I am currently building my first REST API, based around an RSS aggregator. I have it implemented using one of two traits, either a MemoryBasedDB or PostgresDB. On each access to the root url, it will make an asynchronous call out to the feed to grab the newest articles, and return that as an XML string for parsing. After parsing, it is persisted in the database as an Article object.
Functionally, it's fine either way for me. However, when load testing with weighttp or gatling it will fail under 1k requests/1k concurent users using Postgres with the following:
In weighttp:
error: read() failed: Connection reset by peer (104)
And in my server logs:
final [WARN] [09/21/2014 14:45:27.224] [on-spray-can-akka.actor.default-dispatcher-36] [akka://on-spray-can/user/IO-HTTP/listener-0/523] Configured registration timeout of 1 second expired, stopping
I believe it has something to do with the way my queries are laid out. They are blocking and as each actor has to wait for a response, the load behind them piles up higher and higher to the point of failure (timeout). However, in my research I have only been able to find this asynchronous driver for postgres which is currently incompatible with Squeryl (to my understanding).
How can I make DB access faster? Currently I am achieving ~10-15req/s using Postgres, and ~400req/s using in-memory persistence.
My model:
case class Article(id: Option[String], idint: Option[Int], title: String, author: String, published: String, updated: String, `abstract`: Option[String], content: Option[String], link: Option[String])
My queries:
trait PostgresDB extends Schema {
val articles = table[Article]("articles")
on(articles)(e => declare(e.idint is(unique)))
def create(x: Article) = inTransaction {
articles.insert(x)
}
def getAll: Set[Article] = inTransaction {
from(articles)(article => select(article)).toSet
}
def getArticle(x: Int) = inTransaction {
from(articles)(article => where(article.idint === Some(x)) select(article)).toList(0)
}
def printy = transaction {
articles.schema.printDdl(println(_))
}
}
So far I have tried:
Relevant info:
Yes I agree with @experquiste, give the db actors their own despatcher and tune its thread pool size and number of actors to the number of concurrent requests that your db can handle. Place a router in front of this. You should measurer the database servers disk queue length. This should be stable under sustained high load, keep adding threads until you the queue starts to grow.

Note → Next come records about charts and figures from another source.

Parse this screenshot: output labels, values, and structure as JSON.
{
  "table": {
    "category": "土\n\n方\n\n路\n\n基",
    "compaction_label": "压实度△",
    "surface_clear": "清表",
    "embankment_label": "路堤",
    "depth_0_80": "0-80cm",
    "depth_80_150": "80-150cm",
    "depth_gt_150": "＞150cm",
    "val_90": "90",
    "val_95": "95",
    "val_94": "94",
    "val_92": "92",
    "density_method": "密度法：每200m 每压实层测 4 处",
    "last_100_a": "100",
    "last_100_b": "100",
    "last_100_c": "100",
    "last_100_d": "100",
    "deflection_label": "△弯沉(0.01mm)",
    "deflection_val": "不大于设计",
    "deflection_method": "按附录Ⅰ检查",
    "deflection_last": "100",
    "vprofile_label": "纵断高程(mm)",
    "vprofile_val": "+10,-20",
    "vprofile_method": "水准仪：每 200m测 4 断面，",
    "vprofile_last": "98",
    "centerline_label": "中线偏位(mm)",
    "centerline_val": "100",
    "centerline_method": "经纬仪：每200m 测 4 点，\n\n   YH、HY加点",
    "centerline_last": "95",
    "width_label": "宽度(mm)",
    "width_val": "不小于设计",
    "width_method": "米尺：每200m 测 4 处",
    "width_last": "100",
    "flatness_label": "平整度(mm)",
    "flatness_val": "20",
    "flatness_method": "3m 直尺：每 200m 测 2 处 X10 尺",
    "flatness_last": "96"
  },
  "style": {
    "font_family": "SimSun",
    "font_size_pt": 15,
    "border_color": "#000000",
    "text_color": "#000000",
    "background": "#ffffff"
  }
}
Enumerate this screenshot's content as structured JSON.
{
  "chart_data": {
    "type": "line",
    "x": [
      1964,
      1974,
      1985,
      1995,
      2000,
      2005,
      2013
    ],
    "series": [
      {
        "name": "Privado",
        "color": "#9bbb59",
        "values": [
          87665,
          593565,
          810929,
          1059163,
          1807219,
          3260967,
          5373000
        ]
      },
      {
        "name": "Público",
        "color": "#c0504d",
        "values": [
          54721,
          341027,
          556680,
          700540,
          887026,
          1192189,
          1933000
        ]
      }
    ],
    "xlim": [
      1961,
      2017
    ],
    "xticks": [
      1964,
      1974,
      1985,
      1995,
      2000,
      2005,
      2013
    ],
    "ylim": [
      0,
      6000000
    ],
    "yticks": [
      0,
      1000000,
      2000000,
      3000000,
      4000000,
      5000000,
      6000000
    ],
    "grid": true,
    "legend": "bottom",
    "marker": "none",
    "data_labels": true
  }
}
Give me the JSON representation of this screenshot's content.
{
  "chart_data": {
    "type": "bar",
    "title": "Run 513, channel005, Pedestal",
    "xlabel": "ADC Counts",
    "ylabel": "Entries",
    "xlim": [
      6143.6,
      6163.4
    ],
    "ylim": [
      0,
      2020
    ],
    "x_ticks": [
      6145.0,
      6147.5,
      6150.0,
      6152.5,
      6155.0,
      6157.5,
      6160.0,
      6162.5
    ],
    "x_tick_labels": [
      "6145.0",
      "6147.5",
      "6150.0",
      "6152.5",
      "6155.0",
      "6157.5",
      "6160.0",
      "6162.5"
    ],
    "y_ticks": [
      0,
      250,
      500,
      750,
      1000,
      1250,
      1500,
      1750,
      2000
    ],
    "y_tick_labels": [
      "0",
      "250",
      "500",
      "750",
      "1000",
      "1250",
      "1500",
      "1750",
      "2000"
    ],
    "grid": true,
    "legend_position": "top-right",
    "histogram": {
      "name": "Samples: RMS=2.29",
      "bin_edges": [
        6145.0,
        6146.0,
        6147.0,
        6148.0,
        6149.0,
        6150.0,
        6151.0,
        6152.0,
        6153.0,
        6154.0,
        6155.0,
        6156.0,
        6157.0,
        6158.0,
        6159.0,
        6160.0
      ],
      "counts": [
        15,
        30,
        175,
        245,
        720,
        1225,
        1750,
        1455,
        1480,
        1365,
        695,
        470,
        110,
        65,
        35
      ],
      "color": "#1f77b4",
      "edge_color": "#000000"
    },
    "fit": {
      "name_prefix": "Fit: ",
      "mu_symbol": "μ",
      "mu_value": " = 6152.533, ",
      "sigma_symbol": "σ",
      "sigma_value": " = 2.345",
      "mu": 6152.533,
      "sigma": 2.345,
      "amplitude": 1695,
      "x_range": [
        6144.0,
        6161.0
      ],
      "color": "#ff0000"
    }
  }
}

Another approach is to use a thread pool and futures for your db access layer. It seems to be easier to configure, but lacks supervision and error recovery. http://www.chrisstucchio.com/blog/2013/actors_vs_futures.html personally I still use actors for concurrency.
I have never used squeryl, do the inTransaction blocks create db transactions? The database trait you show doesn't seem to need transactions, have you tried without them.